J’aime mieux attendre, dit-il. Je ferai un nouvel essai tout à l’heure.

— N’attendez pas ! supplie l’abbé Chevance. Je suis très pressé : je n’ai pas une minute à perdre. Si votre voiture est en panne, monsieur, aidez-moi plutôt à descendre… Je ne vois pas clairement où nous sommes ? À… À Saint-Germain-des-Prés peut-être ? À Saint-Germain-des-Prés, n’est-ce pas ? C’est parfait. Laissez-moi partir !

Il serre de toutes ses forces le poignet de son interlocuteur, qui de la paume le repousse doucement sur la banquette, en disant :

Je m’en vais me laver les mains.

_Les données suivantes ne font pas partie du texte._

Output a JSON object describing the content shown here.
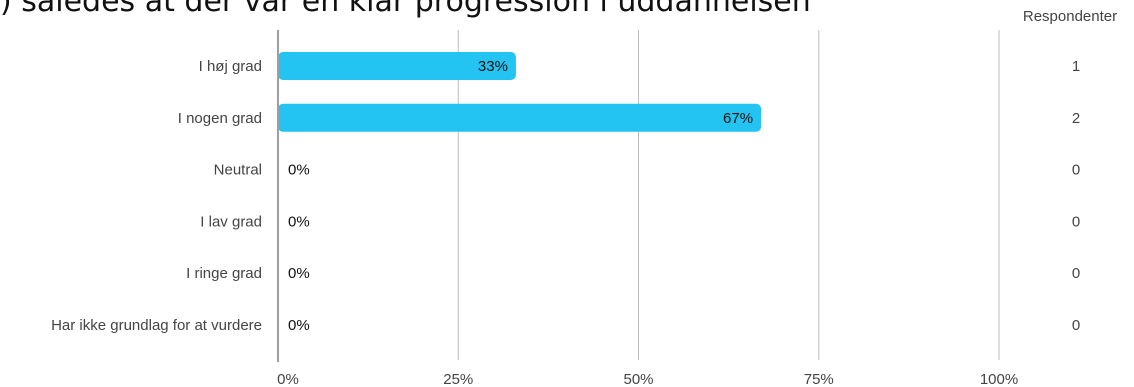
{
  "chart_data": {
    "type": "bar",
    "orientation": "horizontal",
    "title": ") således at der var en klar progression i uddannelsen",
    "categories": [
      "I høj grad",
      "I nogen grad",
      "Neutral",
      "I lav grad",
      "I ringe grad",
      "Har ikke grundlag for at vurdere"
    ],
    "values": [
      33,
      67,
      0,
      0,
      0,
      0
    ],
    "value_labels": [
      "33%",
      "67%",
      "0%",
      "0%",
      "0%",
      "0%"
    ],
    "respondents_header": "Respondenter",
    "respondents": [
      1,
      2,
      0,
      0,
      0,
      0
    ],
    "x_ticks": [
      "0%",
      "25%",
      "50%",
      "75%",
      "100%"
    ],
    "xlim": [
      0,
      100
    ],
    "grid": true,
    "colors": {
      "bar": "#23c3f2",
      "grid": "#bdbdbd",
      "axis": "#9e9e9e",
      "text": "#444444"
    }
  }
}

Vous pouvez le laisser libre, à condition de ne pas vous éloigner.

— Merci, ah ! merci… fait l’abbé Chevance, horriblement confus. Mais, monsieur, je dois vous avouer encore… j’ai de mauvais yeux… de très mauvais yeux… Enfin je ne distinguerai sûrement pas le chiffre marqué au compteur. J’ai dormi, monsieur, je m’éveille à peine… Qu’est-ce que je vous dois ?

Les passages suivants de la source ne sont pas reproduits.